他拂过陈琛弯弯的眉尾,拂过单薄的能看到眼珠在微微滚动的眼皮,拂过高挺笔直的鼻梁,也拂过红润潮湿的唇角。
他指腹轻柔地抹开,一遍,又一遍,久到所有泛着水光的液体全都渗进了皮肤里。
唐宵征明白的,这不是朋友之间该有的距离,就算是相识数十年的老朋友,也还是过于亲密了。心里那个暴躁的“礼仪官”早已怒吼着要他松手,可他发现自己做不到。
他一心全在想,漫长的人生中,大概再没有什么时候,能给他这样一个和陈琛亲密无间的机会了。
于是愈加的……舍不得。
他拇指停在人中,轻压陈琛流畅的唇线,指尖触及轻柔暖热的呼吸,突然就想吻下去。
他也的确是朝着这个方向去了。
唐宵征俯**,极轻极缓慢地贴近了陈琛,近到小扇似的睫毛忽闪忽闪,好像就要扫到他的眼睛时,他突然停了下来。
陈琛的呼吸扑在他脸上,滚烫,大概他自己的也不遑多让,好像仪式正好气氛到位,一切都是箭在弦上不得不发了。
可熟悉的甜橙清香却转瞬就填满了鼻腔。
那是让他安心的味道,是许多次,唐宵征思索着抓不住辨不出的,陈琛的气息。
“好了。”唐宵征惊醒一般猛地抽身离开,带着一阵小小的风波,连带着放在陈琛脸上的手一并撤走,“可以了。”
但他也并没有撤出去多么远,视线向下看去,是陈琛正正拽着他的衣角,“你……”
“你也喜欢我的,对吧?”
陈琛胸膛起伏着,做了个深呼吸,“我就知道!不枉我忍着疼划自己一道。”
第三十八章 ——理智归世界,我归你
虽然自家油瓶倒了大概会去伸手扶一把,但陈琛远不是个明知会有保洁阿姨过来清扫,还要多此一举徒手捡起玻璃渣子的人物。
他是故意的。
唐宵征看到那伤口的第一眼就猜了个正着,既是心疼又是生气,很想揪着领子骂他一顿,但转而一想,他又只能自欺欺人,装的一无所知。

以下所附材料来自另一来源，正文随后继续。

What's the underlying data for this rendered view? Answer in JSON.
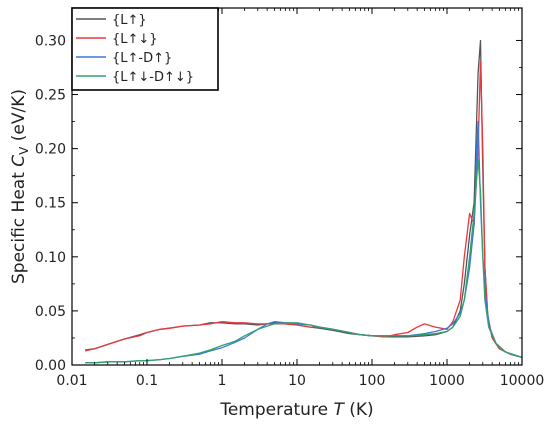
{
  "chart_data": {
    "type": "line",
    "title": "",
    "xlabel": "Temperature T (K)",
    "ylabel": "Specific Heat C_V (eV/K)",
    "xlabel_parts": {
      "main": "Temperature ",
      "italic": "T",
      "unit": " (K)"
    },
    "ylabel_parts": {
      "main": "Specific Heat ",
      "italic": "C",
      "sub": "V",
      "unit": " (eV/K)"
    },
    "xscale": "log",
    "xlim": [
      0.01,
      10000
    ],
    "ylim": [
      0.0,
      0.33
    ],
    "xticks": [
      0.01,
      0.1,
      1,
      10,
      100,
      1000,
      10000
    ],
    "xtick_labels": [
      "0.01",
      "0.1",
      "1",
      "10",
      "100",
      "1000",
      "10000"
    ],
    "yticks": [
      0.0,
      0.05,
      0.1,
      0.15,
      0.2,
      0.25,
      0.3
    ],
    "ytick_labels": [
      "0.00",
      "0.05",
      "0.10",
      "0.15",
      "0.20",
      "0.25",
      "0.30"
    ],
    "grid": false,
    "legend_position": "top-left",
    "series": [
      {
        "name": "{L↑}",
        "color": "#555555",
        "x": [
          0.015,
          0.02,
          0.03,
          0.05,
          0.08,
          0.1,
          0.15,
          0.2,
          0.3,
          0.5,
          0.7,
          1,
          1.5,
          2,
          3,
          5,
          7,
          10,
          15,
          20,
          30,
          50,
          70,
          100,
          150,
          200,
          300,
          500,
          700,
          1000,
          1200,
          1500,
          1700,
          2000,
          2300,
          2600,
          2800,
          3000,
          3200,
          3500,
          4000,
          5000,
          7000,
          10000
        ],
        "y": [
          0.014,
          0.015,
          0.019,
          0.024,
          0.028,
          0.03,
          0.033,
          0.034,
          0.036,
          0.037,
          0.039,
          0.039,
          0.038,
          0.038,
          0.037,
          0.039,
          0.038,
          0.037,
          0.035,
          0.034,
          0.032,
          0.029,
          0.028,
          0.027,
          0.026,
          0.026,
          0.026,
          0.027,
          0.028,
          0.031,
          0.035,
          0.05,
          0.075,
          0.12,
          0.15,
          0.27,
          0.3,
          0.18,
          0.09,
          0.045,
          0.025,
          0.015,
          0.01,
          0.007
        ]
      },
      {
        "name": "{L↑↓}",
        "color": "#e8393f",
        "x": [
          0.015,
          0.02,
          0.03,
          0.05,
          0.08,
          0.1,
          0.15,
          0.2,
          0.3,
          0.5,
          0.7,
          1,
          1.5,
          2,
          3,
          5,
          7,
          10,
          15,
          20,
          30,
          50,
          70,
          100,
          150,
          200,
          300,
          400,
          500,
          700,
          1000,
          1200,
          1500,
          1700,
          2000,
          2300,
          2600,
          2800,
          3000,
          3200,
          3500,
          4000,
          5000,
          7000,
          10000
        ],
        "y": [
          0.013,
          0.015,
          0.019,
          0.024,
          0.027,
          0.03,
          0.033,
          0.034,
          0.036,
          0.037,
          0.038,
          0.04,
          0.039,
          0.039,
          0.038,
          0.038,
          0.038,
          0.037,
          0.035,
          0.035,
          0.033,
          0.03,
          0.028,
          0.027,
          0.026,
          0.028,
          0.03,
          0.035,
          0.038,
          0.035,
          0.033,
          0.04,
          0.06,
          0.1,
          0.14,
          0.13,
          0.2,
          0.28,
          0.2,
          0.09,
          0.045,
          0.025,
          0.015,
          0.01,
          0.007
        ]
      },
      {
        "name": "{L↑-D↑}",
        "color": "#3a78d8",
        "x": [
          0.015,
          0.02,
          0.03,
          0.05,
          0.08,
          0.1,
          0.15,
          0.2,
          0.3,
          0.5,
          0.7,
          1,
          1.5,
          2,
          3,
          4,
          5,
          7,
          10,
          15,
          20,
          30,
          50,
          70,
          100,
          150,
          200,
          300,
          500,
          700,
          1000,
          1200,
          1500,
          1700,
          2000,
          2300,
          2500,
          2600,
          2800,
          3000,
          3300,
          3700,
          4500,
          6000,
          10000
        ],
        "y": [
          0.002,
          0.002,
          0.003,
          0.003,
          0.004,
          0.004,
          0.005,
          0.006,
          0.008,
          0.01,
          0.013,
          0.016,
          0.021,
          0.025,
          0.033,
          0.038,
          0.04,
          0.039,
          0.038,
          0.037,
          0.035,
          0.033,
          0.03,
          0.028,
          0.027,
          0.027,
          0.027,
          0.027,
          0.029,
          0.031,
          0.034,
          0.038,
          0.048,
          0.06,
          0.09,
          0.13,
          0.2,
          0.225,
          0.15,
          0.1,
          0.06,
          0.035,
          0.02,
          0.012,
          0.007
        ]
      },
      {
        "name": "{L↑↓-D↑↓}",
        "color": "#2fa36b",
        "x": [
          0.015,
          0.02,
          0.03,
          0.05,
          0.08,
          0.1,
          0.15,
          0.2,
          0.3,
          0.5,
          0.7,
          1,
          1.5,
          2,
          3,
          4,
          5,
          7,
          10,
          15,
          20,
          30,
          50,
          70,
          100,
          150,
          200,
          300,
          500,
          700,
          1000,
          1200,
          1500,
          1700,
          2000,
          2300,
          2600,
          2800,
          3000,
          3200,
          3600,
          4500,
          6000,
          10000
        ],
        "y": [
          0.002,
          0.002,
          0.003,
          0.003,
          0.004,
          0.004,
          0.005,
          0.006,
          0.008,
          0.011,
          0.014,
          0.018,
          0.022,
          0.027,
          0.033,
          0.036,
          0.038,
          0.039,
          0.039,
          0.037,
          0.035,
          0.033,
          0.03,
          0.028,
          0.027,
          0.027,
          0.027,
          0.027,
          0.028,
          0.029,
          0.031,
          0.035,
          0.045,
          0.06,
          0.1,
          0.14,
          0.19,
          0.16,
          0.1,
          0.06,
          0.035,
          0.02,
          0.012,
          0.007
        ]
      }
    ]
  }
}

否则那样怕疼,便是吃饭咬了嘴也要哼哼唧唧半天的陈琛为何要用这样自虐的方法拐弯抹角打探他的想法呢?
肖想多年却又无法回应的心情太过沉重,他没有足够的勇气去面对。
“到点吃饭了。”唐宵征转过头又是个背对着陈琛的姿势,他往门边迈出步子,“走吧,去晚了只有剩菜,早餐券用的太亏。”
他掐的准陈琛在意的事情,若放在以往,十有八/九是能奏效的,但这样特殊的时候,容不得他敷衍。

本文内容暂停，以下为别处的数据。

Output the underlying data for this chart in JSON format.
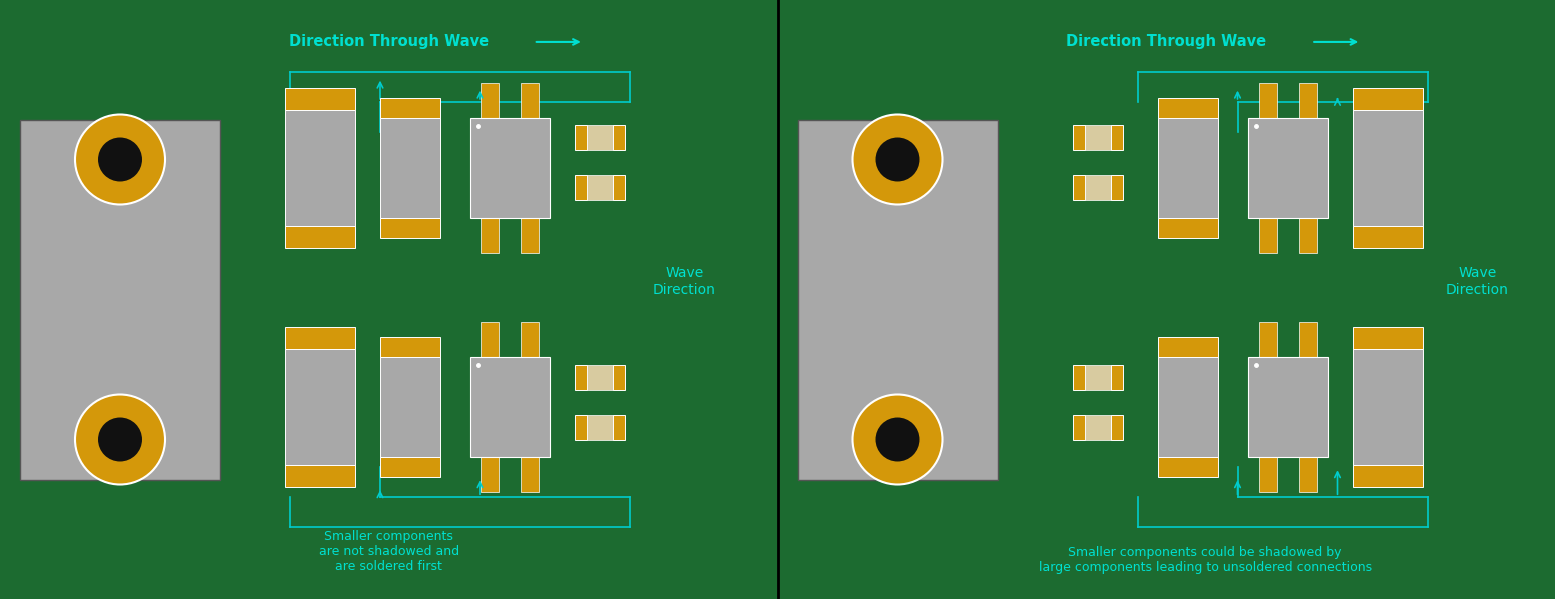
{
  "bg_color": "#1c6b30",
  "gray": "#a8a8a8",
  "gold": "#d4980a",
  "white": "#ffffff",
  "cyan": "#00cccc",
  "cyan_text": "#00e0d0",
  "black": "#111111",
  "beige": "#d8cba0",
  "title": "Direction Through Wave",
  "caption_left": "Smaller components\nare not shadowed and\nare soldered first",
  "caption_right": "Smaller components could be shadowed by\nlarge components leading to unsoldered connections"
}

“又要逃跑?”陈琛颊边红扑扑显出些粉来,大概难掩兴奋,他扑过去抱了唐宵征的腰,胳膊掐在一起,即使唐宵征伸手扒拉也不肯轻易放开,他说,“你不否认,我就当你是喜欢我的!”
就好像是发简讯和打电话的区别,一个给你深思熟虑的时间,思考拒绝的借口,一个咄咄逼人问的你哑口无言,压根儿就没有拒绝的机会。
若陈琛站的离他远一点,隔出一点距离,若陈琛温热的皮肤没有贴着他的脊背,若陈琛讲话的热气没有喷洒在他的颈间,唐宵征是能够否认的,用伪装出的疏离和正经,狠狠心说“你想多了。”

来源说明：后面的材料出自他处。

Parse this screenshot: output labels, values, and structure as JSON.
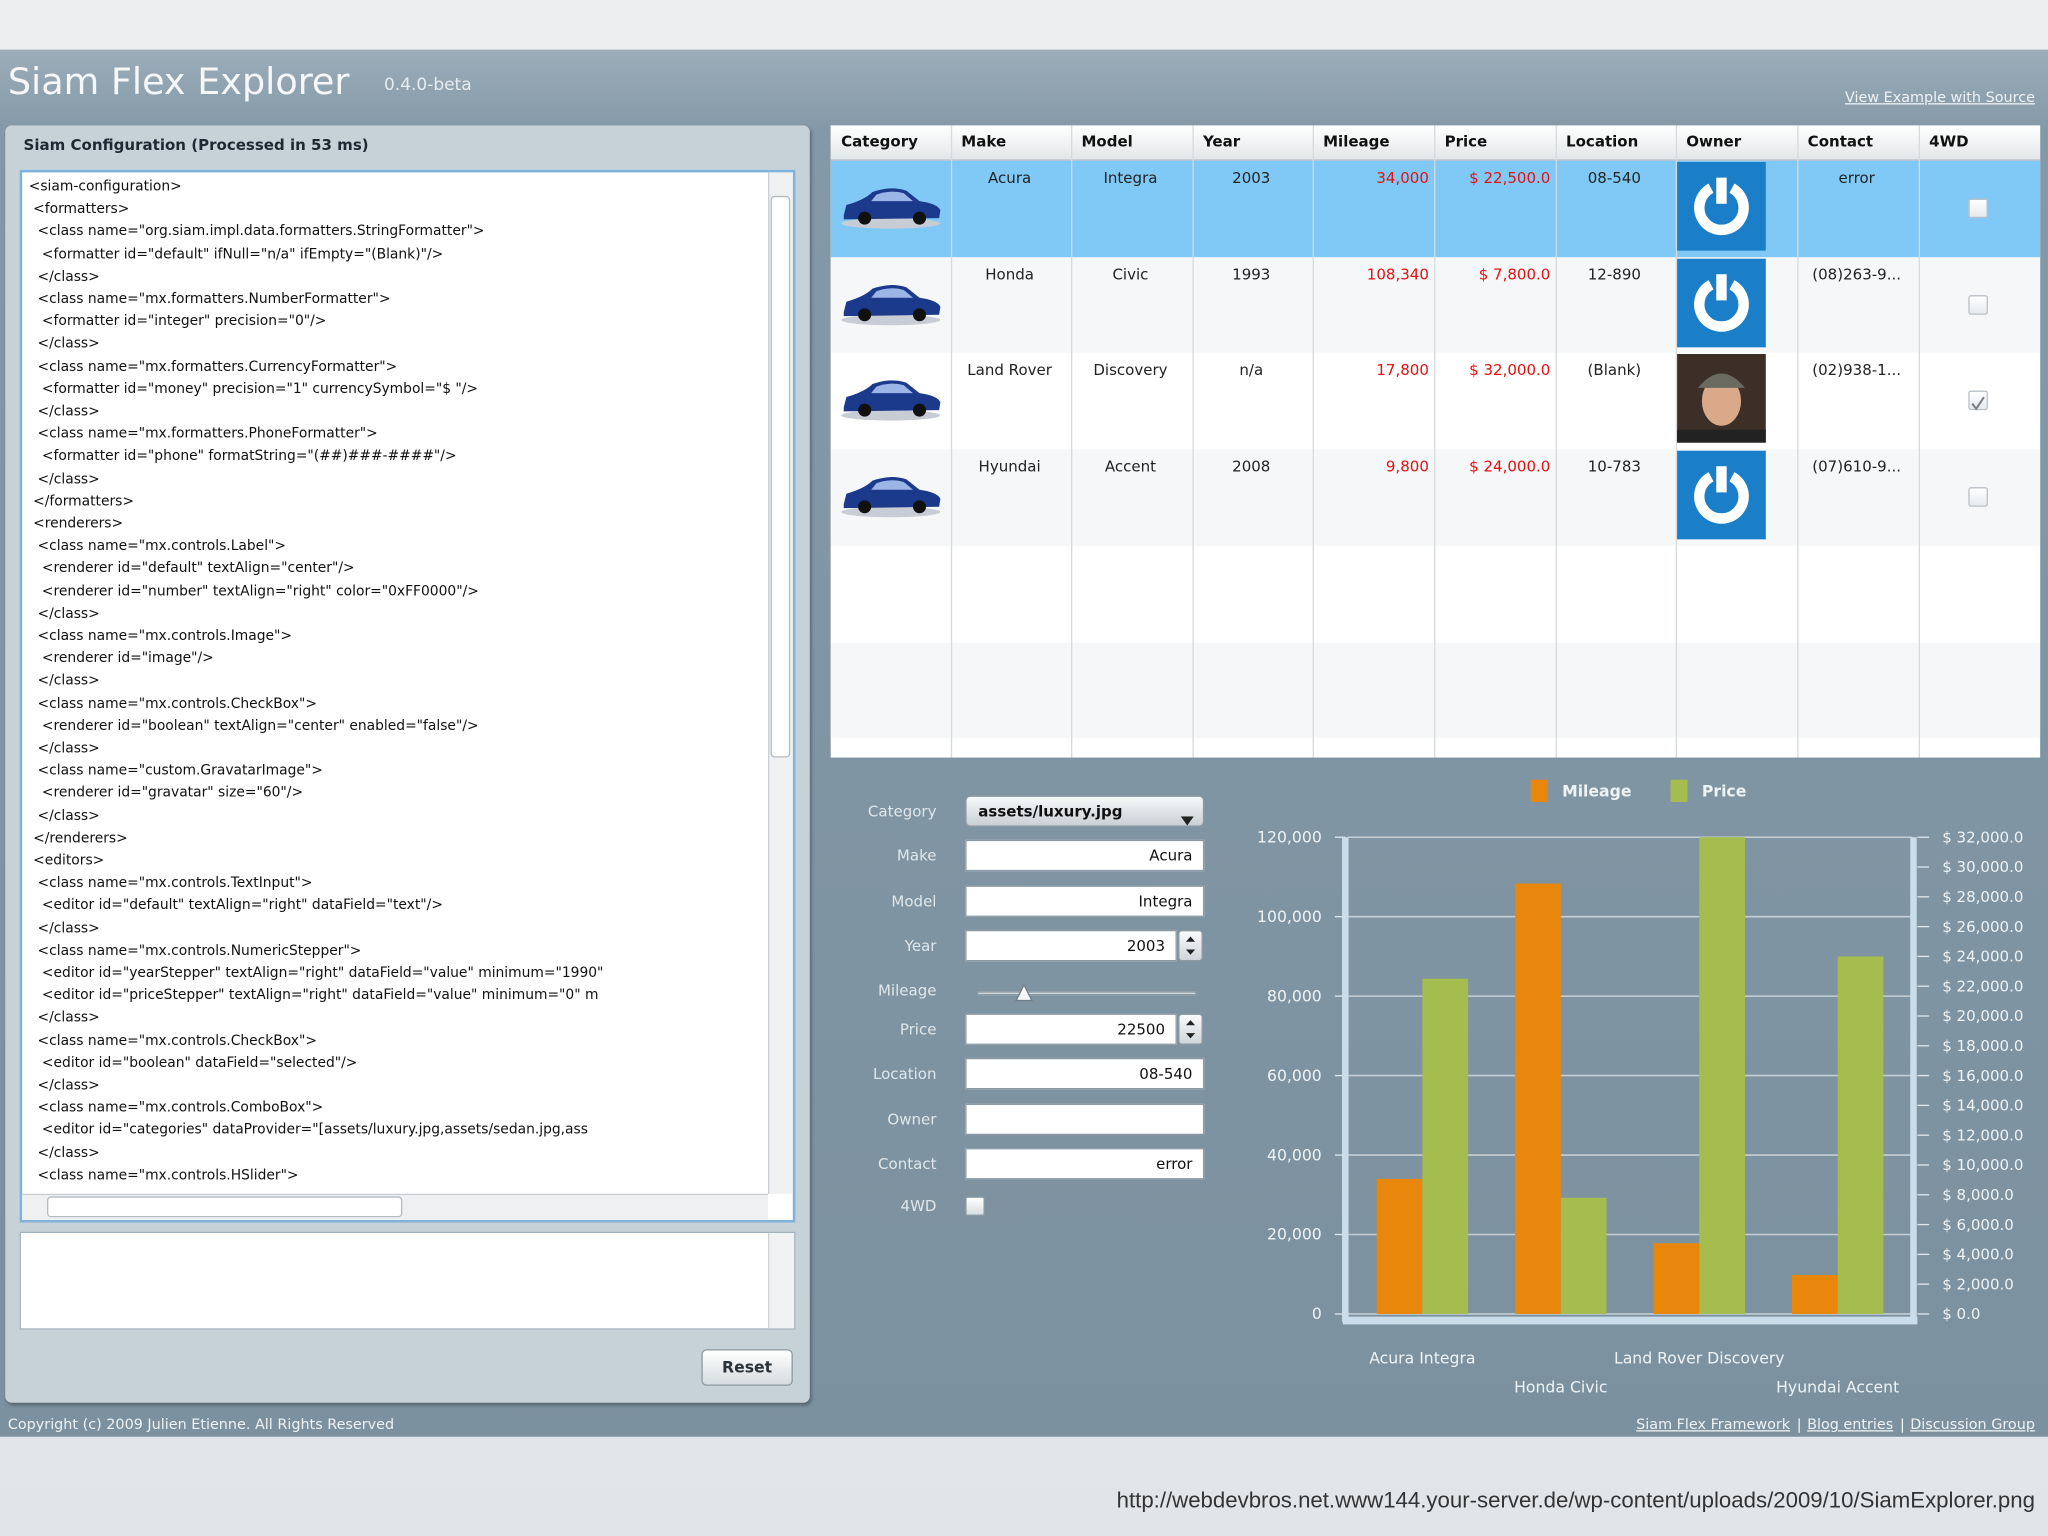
{
  "header": {
    "title": "Siam Flex Explorer",
    "version": "0.4.0-beta",
    "source_link": "View Example with Source"
  },
  "config_panel": {
    "title": "Siam Configuration (Processed in 53 ms)",
    "xml_lines": [
      "<siam-configuration>",
      " <formatters>",
      "  <class name=\"org.siam.impl.data.formatters.StringFormatter\">",
      "   <formatter id=\"default\" ifNull=\"n/a\" ifEmpty=\"(Blank)\"/>",
      "  </class>",
      "  <class name=\"mx.formatters.NumberFormatter\">",
      "   <formatter id=\"integer\" precision=\"0\"/>",
      "  </class>",
      "  <class name=\"mx.formatters.CurrencyFormatter\">",
      "   <formatter id=\"money\" precision=\"1\" currencySymbol=\"$ \"/>",
      "  </class>",
      "  <class name=\"mx.formatters.PhoneFormatter\">",
      "   <formatter id=\"phone\" formatString=\"(##)###-####\"/>",
      "  </class>",
      " </formatters>",
      " <renderers>",
      "  <class name=\"mx.controls.Label\">",
      "   <renderer id=\"default\" textAlign=\"center\"/>",
      "   <renderer id=\"number\" textAlign=\"right\" color=\"0xFF0000\"/>",
      "  </class>",
      "  <class name=\"mx.controls.Image\">",
      "   <renderer id=\"image\"/>",
      "  </class>",
      "  <class name=\"mx.controls.CheckBox\">",
      "   <renderer id=\"boolean\" textAlign=\"center\" enabled=\"false\"/>",
      "  </class>",
      "  <class name=\"custom.GravatarImage\">",
      "   <renderer id=\"gravatar\" size=\"60\"/>",
      "  </class>",
      " </renderers>",
      " <editors>",
      "  <class name=\"mx.controls.TextInput\">",
      "   <editor id=\"default\" textAlign=\"right\" dataField=\"text\"/>",
      "  </class>",
      "  <class name=\"mx.controls.NumericStepper\">",
      "   <editor id=\"yearStepper\" textAlign=\"right\" dataField=\"value\" minimum=\"1990\"",
      "   <editor id=\"priceStepper\" textAlign=\"right\" dataField=\"value\" minimum=\"0\" m",
      "  </class>",
      "  <class name=\"mx.controls.CheckBox\">",
      "   <editor id=\"boolean\" dataField=\"selected\"/>",
      "  </class>",
      "  <class name=\"mx.controls.ComboBox\">",
      "   <editor id=\"categories\" dataProvider=\"[assets/luxury.jpg,assets/sedan.jpg,ass",
      "  </class>",
      "  <class name=\"mx.controls.HSlider\">"
    ],
    "reset_button": "Reset"
  },
  "table": {
    "columns": [
      "Category",
      "Make",
      "Model",
      "Year",
      "Mileage",
      "Price",
      "Location",
      "Owner",
      "Contact",
      "4WD"
    ],
    "selected_row": 0,
    "rows": [
      {
        "make": "Acura",
        "model": "Integra",
        "year": "2003",
        "mileage": "34,000",
        "price": "$ 22,500.0",
        "location": "08-540",
        "contact": "error",
        "four_wd": false
      },
      {
        "make": "Honda",
        "model": "Civic",
        "year": "1993",
        "mileage": "108,340",
        "price": "$ 7,800.0",
        "location": "12-890",
        "contact": "(08)263-9...",
        "four_wd": false
      },
      {
        "make": "Land Rover",
        "model": "Discovery",
        "year": "n/a",
        "mileage": "17,800",
        "price": "$ 32,000.0",
        "location": "(Blank)",
        "contact": "(02)938-1...",
        "four_wd": true
      },
      {
        "make": "Hyundai",
        "model": "Accent",
        "year": "2008",
        "mileage": "9,800",
        "price": "$ 24,000.0",
        "location": "10-783",
        "contact": "(07)610-9...",
        "four_wd": false
      }
    ]
  },
  "form": {
    "fields": [
      {
        "label": "Category",
        "value": "assets/luxury.jpg"
      },
      {
        "label": "Make",
        "value": "Acura"
      },
      {
        "label": "Model",
        "value": "Integra"
      },
      {
        "label": "Year",
        "value": "2003"
      },
      {
        "label": "Mileage"
      },
      {
        "label": "Price",
        "value": "22500"
      },
      {
        "label": "Location",
        "value": "08-540"
      },
      {
        "label": "Owner"
      },
      {
        "label": "Contact",
        "value": "error"
      },
      {
        "label": "4WD"
      }
    ]
  },
  "chart_data": {
    "type": "bar",
    "categories": [
      "Acura Integra",
      "Honda Civic",
      "Land Rover Discovery",
      "Hyundai Accent"
    ],
    "series": [
      {
        "name": "Mileage",
        "color": "#e8870c",
        "values": [
          34000,
          108340,
          17800,
          9800
        ]
      },
      {
        "name": "Price",
        "color": "#a5bd4f",
        "axis": "y2",
        "values": [
          22500,
          7800,
          32000,
          24000
        ]
      }
    ],
    "ylim": [
      0,
      120000
    ],
    "yticks": [
      0,
      {
        "value": 20000,
        "label": "20,000"
      },
      {
        "value": 40000,
        "label": "40,000"
      },
      {
        "value": 60000,
        "label": "60,000"
      },
      {
        "value": 80000,
        "label": "80,000"
      },
      {
        "value": 100000,
        "label": "100,000"
      },
      {
        "value": 120000,
        "label": "120,000"
      }
    ],
    "y2lim": [
      0,
      32000
    ],
    "y2ticks": [
      {
        "value": 0,
        "label": "$ 0.0"
      },
      {
        "value": 2000,
        "label": "$ 2,000.0"
      },
      {
        "value": 4000,
        "label": "$ 4,000.0"
      },
      {
        "value": 6000,
        "label": "$ 6,000.0"
      },
      {
        "value": 8000,
        "label": "$ 8,000.0"
      },
      {
        "value": 10000,
        "label": "$ 10,000.0"
      },
      {
        "value": 12000,
        "label": "$ 12,000.0"
      },
      {
        "value": 14000,
        "label": "$ 14,000.0"
      },
      {
        "value": 16000,
        "label": "$ 16,000.0"
      },
      {
        "value": 18000,
        "label": "$ 18,000.0"
      },
      {
        "value": 20000,
        "label": "$ 20,000.0"
      },
      {
        "value": 22000,
        "label": "$ 22,000.0"
      },
      {
        "value": 24000,
        "label": "$ 24,000.0"
      },
      {
        "value": 26000,
        "label": "$ 26,000.0"
      },
      {
        "value": 28000,
        "label": "$ 28,000.0"
      },
      {
        "value": 30000,
        "label": "$ 30,000.0"
      },
      {
        "value": 32000,
        "label": "$ 32,000.0"
      }
    ],
    "grid": true,
    "legend": "top"
  },
  "footer": {
    "copyright": "Copyright (c) 2009 Julien Etienne. All Rights Reserved",
    "links": [
      "Siam Flex Framework",
      "Blog entries",
      "Discussion Group"
    ]
  },
  "caption": "http://webdevbros.net.www144.your-server.de/wp-content/uploads/2009/10/SiamExplorer.png"
}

但现下一切都与想象中的反着来,他低头看到陈琛环着自己的那只手指尖青白,突然就说不出遮掩违心的假话,好像被人堵着嘴,他发不出半点儿声音。
“知道这个就够了。”良久沉默之后,陈琛好似松了一口气,他贴着唐宵征的后背,暖乎乎靠上去,下巴磕在他的肩头,脸颊贴在他的颈侧,止不住的勾着唇角,“我不要你现在就信我,毕竟,毕竟我总是三分钟热度,从来也没个长性,而且口说无凭的,你肯信我才奇怪……但你也不能总是躲开,得给我机会,我才好证明给你看呀。”
“什么?”唐宵征收回了步子,他疑心自己听错,手臂垂在身侧,没敢回头。
“我说……”陈琛环抱的动作过于用力,指尖伤口生疼,可他心头正热,便是疼也顾不得了,极快地呲牙顿了一下,喘口气又接着续上,“你别动了,我追你!”
直白浅显的一句话,似乎没有通过脑子,被陈琛豁开后背的一层筋肉,直愣愣气冲冲,狠狠丢进了唐宵征的心里,他指尖颤动,甚至发麻的好似失去了一些知觉。
紧接着,他就觉察到腰际环绕的一只手臂垂了下去,触到自己的,紧紧扣住。
陈琛的掌心向前,唐宵征的掌心向后。
两手交错着贴紧,唐宵征发觉那掌心出了一层薄汗,又湿又凉,纤长指节贴着他的手背,还在微微发抖。
从不在他面前觉得无措或是拘束的陈琛,在这一刻原来也是紧张的。
“你跟那些被我放弃的吉他,书法,跆拳道一类的东西都不一样。你是唐宵征呀,我绝不会今天说着喜欢你,明天早晨起床就反悔,你不一样……”陈琛从未说过这样露骨的一番话,他不好意思,转头看向窗外的天空,这一刻当真觉得,便是高悬的太阳也该红了脸,“十天,半个月,一年……你迟早会信我的,对吧?”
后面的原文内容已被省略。